Matthias Zürbriggen fue uno de los más grandes escaladores de todos los tiempos, y seguramente el más destacado de su época. Nació un 15 de mayo de 1856 en la ciudad de Saas-Fee, Suiza, hace exactamente 160 años.

Su legado en nuestro Aconcagua es más que trascendente: fue el primer hombre en lograr su cumbre, hito ocurrido el 14 de enero de 1897.

Pero antes y después de su Aconcagua, Matthias Zürbriggen tuvo una ajetreada vida de trotamundos e intrépido ascensionista que lo llevó a conquistar por vez primera muchas cimas alrededor del mundo.

Fue un verdadero precursor del alpinismo en solitario, y ejemplo de ello fueron sus varias ascensiones por la temible pared Este del Monte Rosa, en Italia, lo que le granjeó el mote de “El Diablo” por aquellos tiempos en Europa.

Desde los 13 años trabajó y viajó por Suiza, Francia e Italia. Fue carpintero, cartero, ferroviario y guía de caza en Argelia. Dominaba tanto el alemán como el francés, italiano e indostaní.

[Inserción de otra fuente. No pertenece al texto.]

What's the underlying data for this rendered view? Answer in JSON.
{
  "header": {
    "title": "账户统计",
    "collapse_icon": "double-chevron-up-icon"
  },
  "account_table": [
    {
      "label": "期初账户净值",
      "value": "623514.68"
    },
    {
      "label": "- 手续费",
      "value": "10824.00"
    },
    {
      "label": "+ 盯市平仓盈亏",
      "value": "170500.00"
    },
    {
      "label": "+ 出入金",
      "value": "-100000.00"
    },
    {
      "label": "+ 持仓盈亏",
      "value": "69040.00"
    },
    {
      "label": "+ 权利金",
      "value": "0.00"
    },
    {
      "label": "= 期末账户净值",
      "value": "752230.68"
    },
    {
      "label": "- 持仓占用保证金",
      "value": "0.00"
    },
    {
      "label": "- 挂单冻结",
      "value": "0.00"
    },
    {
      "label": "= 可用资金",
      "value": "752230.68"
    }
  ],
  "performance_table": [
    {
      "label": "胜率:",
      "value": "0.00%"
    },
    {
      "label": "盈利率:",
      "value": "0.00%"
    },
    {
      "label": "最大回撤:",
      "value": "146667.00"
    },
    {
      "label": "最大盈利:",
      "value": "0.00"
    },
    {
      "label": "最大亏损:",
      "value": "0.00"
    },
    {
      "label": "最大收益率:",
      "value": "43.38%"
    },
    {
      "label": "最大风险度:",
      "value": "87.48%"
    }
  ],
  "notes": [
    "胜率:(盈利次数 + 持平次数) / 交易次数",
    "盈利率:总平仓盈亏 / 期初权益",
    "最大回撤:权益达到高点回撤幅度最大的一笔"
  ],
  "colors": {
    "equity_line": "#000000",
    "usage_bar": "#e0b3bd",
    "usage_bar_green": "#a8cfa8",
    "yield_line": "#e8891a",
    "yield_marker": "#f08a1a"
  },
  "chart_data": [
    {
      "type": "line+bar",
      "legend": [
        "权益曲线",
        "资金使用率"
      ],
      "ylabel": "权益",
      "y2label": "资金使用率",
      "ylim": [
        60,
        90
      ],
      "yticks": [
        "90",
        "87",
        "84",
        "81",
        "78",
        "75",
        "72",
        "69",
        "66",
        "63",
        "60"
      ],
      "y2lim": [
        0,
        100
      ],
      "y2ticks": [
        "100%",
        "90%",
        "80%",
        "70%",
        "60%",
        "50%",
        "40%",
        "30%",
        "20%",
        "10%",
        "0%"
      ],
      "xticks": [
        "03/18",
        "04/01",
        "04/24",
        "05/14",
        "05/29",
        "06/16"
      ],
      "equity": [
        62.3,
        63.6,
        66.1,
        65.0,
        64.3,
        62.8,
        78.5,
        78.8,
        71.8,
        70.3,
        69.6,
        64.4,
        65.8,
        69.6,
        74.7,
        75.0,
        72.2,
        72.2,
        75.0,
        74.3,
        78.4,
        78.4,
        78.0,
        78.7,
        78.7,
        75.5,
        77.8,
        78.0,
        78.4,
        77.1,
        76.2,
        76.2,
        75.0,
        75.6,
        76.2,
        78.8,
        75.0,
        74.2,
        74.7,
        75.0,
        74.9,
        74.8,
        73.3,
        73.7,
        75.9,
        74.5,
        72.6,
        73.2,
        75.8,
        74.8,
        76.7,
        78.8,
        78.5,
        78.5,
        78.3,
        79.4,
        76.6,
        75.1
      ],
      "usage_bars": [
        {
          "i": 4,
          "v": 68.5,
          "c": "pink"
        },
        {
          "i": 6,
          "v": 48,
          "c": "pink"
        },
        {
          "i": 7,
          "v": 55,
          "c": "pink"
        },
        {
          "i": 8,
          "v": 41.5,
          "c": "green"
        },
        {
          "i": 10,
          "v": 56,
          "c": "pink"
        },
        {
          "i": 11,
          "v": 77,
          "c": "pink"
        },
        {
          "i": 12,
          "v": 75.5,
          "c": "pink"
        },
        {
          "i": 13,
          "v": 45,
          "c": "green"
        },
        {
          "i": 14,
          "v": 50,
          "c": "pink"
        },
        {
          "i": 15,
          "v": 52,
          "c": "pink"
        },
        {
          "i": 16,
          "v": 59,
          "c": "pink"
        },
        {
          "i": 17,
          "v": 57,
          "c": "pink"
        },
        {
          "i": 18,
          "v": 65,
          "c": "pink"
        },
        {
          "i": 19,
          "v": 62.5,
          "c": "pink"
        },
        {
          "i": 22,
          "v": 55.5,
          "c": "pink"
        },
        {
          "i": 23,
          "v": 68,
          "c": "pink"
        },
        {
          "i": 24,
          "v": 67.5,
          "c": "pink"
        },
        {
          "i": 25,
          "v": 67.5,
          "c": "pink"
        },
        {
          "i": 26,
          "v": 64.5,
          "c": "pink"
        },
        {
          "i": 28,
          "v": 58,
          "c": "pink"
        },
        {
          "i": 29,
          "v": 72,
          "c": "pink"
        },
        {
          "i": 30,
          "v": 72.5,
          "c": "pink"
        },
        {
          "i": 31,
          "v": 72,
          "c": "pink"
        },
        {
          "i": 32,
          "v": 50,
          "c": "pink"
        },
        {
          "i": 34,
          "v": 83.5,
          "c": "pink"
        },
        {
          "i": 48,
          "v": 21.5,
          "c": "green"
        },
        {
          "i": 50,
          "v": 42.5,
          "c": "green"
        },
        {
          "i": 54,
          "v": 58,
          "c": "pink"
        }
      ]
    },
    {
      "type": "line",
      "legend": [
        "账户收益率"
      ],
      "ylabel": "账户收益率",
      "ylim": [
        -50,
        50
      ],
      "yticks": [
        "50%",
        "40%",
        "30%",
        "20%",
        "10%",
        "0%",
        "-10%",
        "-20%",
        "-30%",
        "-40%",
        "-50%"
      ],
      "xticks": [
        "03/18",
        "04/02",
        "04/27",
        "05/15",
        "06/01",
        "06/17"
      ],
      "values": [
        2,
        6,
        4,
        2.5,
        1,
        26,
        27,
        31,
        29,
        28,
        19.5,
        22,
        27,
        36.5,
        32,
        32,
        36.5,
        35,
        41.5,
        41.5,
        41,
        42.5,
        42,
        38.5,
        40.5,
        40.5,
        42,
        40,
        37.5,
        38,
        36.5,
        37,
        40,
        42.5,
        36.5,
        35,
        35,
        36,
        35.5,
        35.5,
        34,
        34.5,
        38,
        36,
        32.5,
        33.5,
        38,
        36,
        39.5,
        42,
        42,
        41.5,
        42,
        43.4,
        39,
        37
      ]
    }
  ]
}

La montaña fue su desvelo y se convirtió muy joven en un experto escalador en hielo y roca.

Matthias Zürbriggen guió expediciones en rutas y montañas en esos tiempos sólo conocidas por referencias: el Cervino y el  Jazzi en Italia, el Stecknadelhorn en Suiza, el Baltoro en el Karakorum y en esa misma expedición el Pioneer Peak y el Cristal Peak, todos por primera vez.

En 1894 el británico Edward Fitz Gerald lo contrató como guía en Nueva Zelanda, donde ascendieron los montes Sealy, Tasman, Silberhorn y Haidinger, y tras dos tentativas el Sefton. En solitario logró una arista que lleva su nombre en el Cook.

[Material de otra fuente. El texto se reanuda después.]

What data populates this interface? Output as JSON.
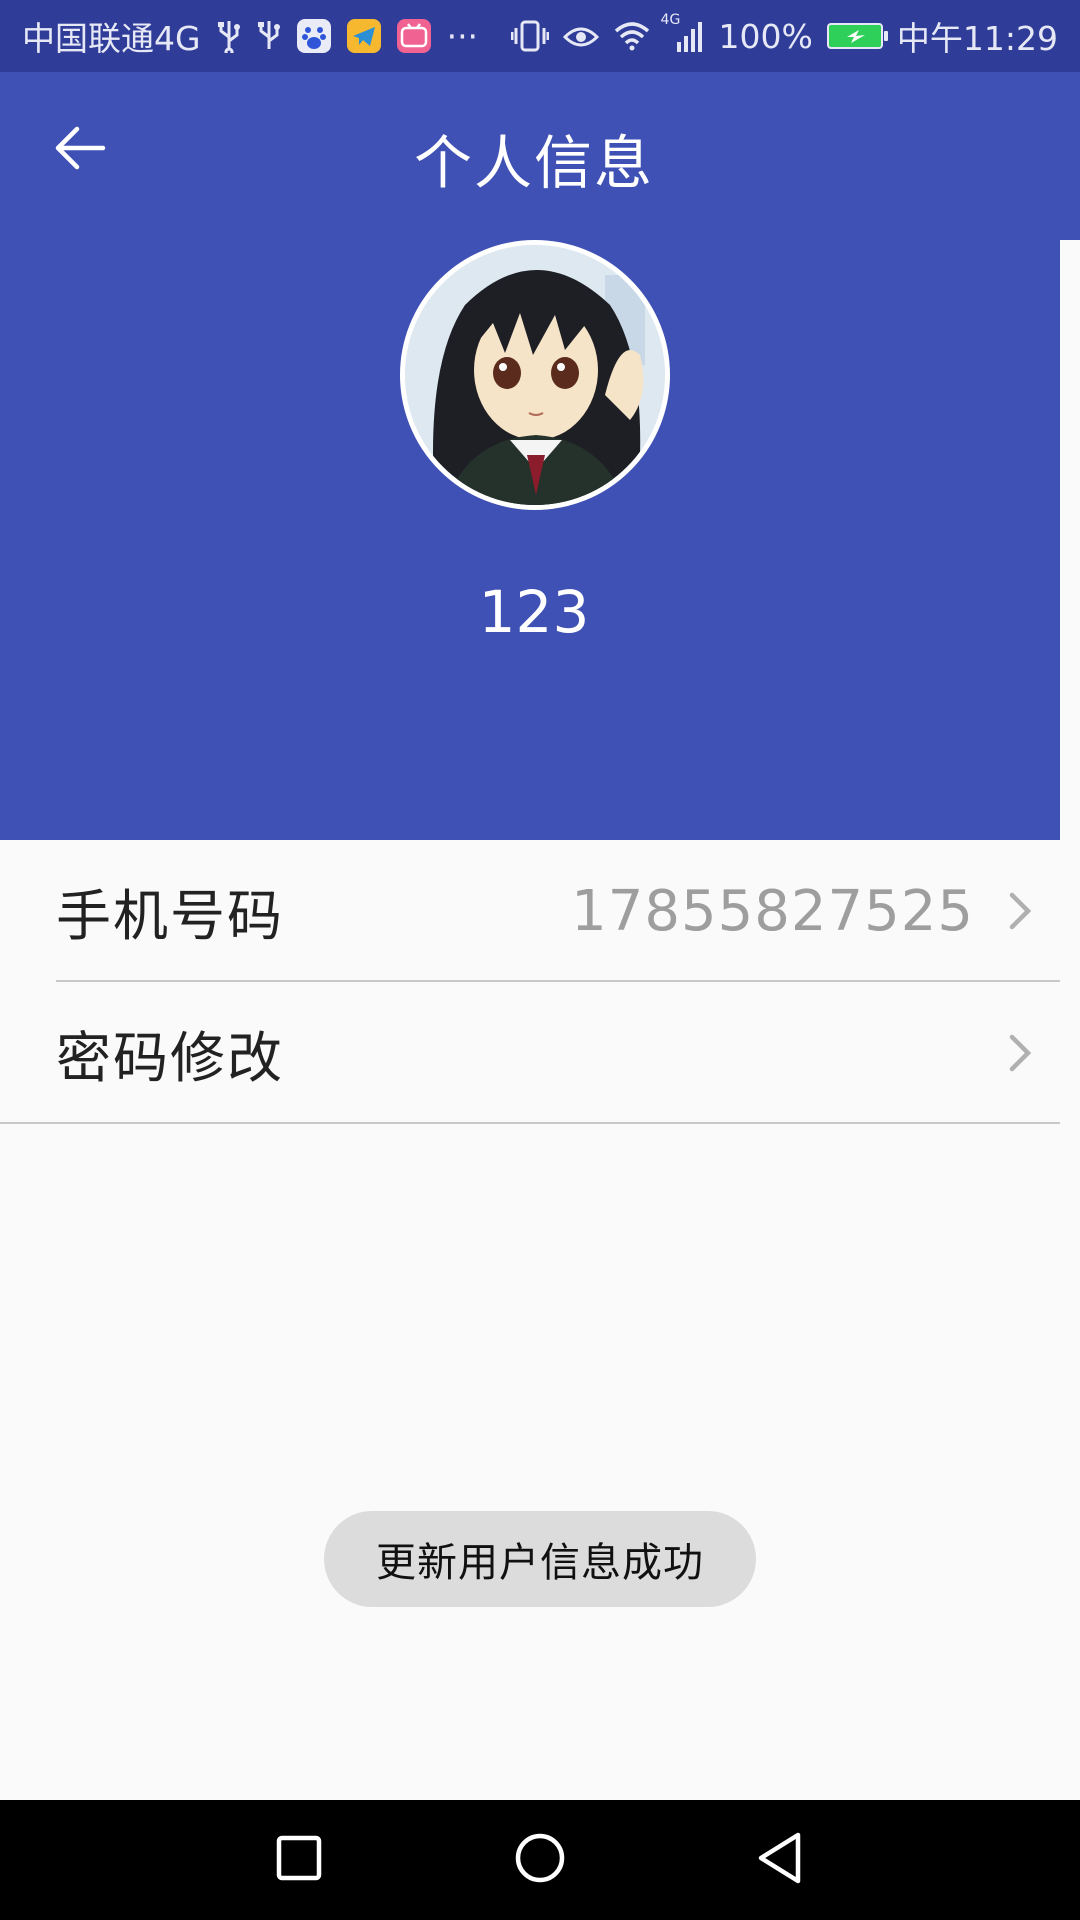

El propio Fitz Gerald lo trajo a Sudamérica donde coronó el Aconcagua en solitario ese 14 de enero de 1897. Una particularidad que lo pinta de cuerpo entero: en esa misma expedición, y junto a Stuart Vines, logra también la primera cumbre del Tupungato el 12 de abril de ese año.

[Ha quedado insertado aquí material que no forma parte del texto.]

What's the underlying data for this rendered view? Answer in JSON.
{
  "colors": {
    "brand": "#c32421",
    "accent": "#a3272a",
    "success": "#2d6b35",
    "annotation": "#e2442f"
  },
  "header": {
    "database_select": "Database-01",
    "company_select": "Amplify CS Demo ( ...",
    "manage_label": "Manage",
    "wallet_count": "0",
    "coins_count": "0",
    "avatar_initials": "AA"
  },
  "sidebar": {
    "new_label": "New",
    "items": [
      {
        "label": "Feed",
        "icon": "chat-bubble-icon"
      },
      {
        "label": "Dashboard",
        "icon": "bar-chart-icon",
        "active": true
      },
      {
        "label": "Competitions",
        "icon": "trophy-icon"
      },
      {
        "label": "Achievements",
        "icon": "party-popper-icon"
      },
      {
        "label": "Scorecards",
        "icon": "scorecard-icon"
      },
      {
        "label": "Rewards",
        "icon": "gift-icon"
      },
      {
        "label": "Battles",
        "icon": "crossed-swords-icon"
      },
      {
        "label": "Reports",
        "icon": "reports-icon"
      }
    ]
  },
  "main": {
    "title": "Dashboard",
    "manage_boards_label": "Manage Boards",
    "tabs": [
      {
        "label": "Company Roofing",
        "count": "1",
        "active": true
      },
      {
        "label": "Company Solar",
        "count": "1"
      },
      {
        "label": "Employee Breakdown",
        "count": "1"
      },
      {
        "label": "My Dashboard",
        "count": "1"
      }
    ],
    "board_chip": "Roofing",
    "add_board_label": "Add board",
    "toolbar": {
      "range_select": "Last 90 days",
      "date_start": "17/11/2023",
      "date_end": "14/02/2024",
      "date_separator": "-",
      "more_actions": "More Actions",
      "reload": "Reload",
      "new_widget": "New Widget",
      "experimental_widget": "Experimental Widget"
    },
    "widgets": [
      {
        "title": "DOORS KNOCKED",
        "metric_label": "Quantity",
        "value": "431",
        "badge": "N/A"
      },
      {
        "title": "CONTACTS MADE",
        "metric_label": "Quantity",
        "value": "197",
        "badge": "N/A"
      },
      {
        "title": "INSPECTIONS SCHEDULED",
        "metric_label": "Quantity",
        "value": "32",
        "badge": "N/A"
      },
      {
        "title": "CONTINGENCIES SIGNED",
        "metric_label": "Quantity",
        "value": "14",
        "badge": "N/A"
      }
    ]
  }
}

Su carrera continúa por los Karakorum, por Nueva Zelanda, pero sus últimos años son complejos ya que su acercamiento al alcohol lo llevan a la debacle: se distanció de su hijo, abandonó a su mujer, despilfarró su fortuna. La última década vivió como vagabundo en su país natal, hasta que el 21 de junio de 1917 fue hallado ahorcado en la ciudad de Ginebra.

Triste final para un hombre que vivió el montañismo con una dedicación y pasión que lo llevaron a lograr grandes hazañas, como la de nuestro Aconcagua.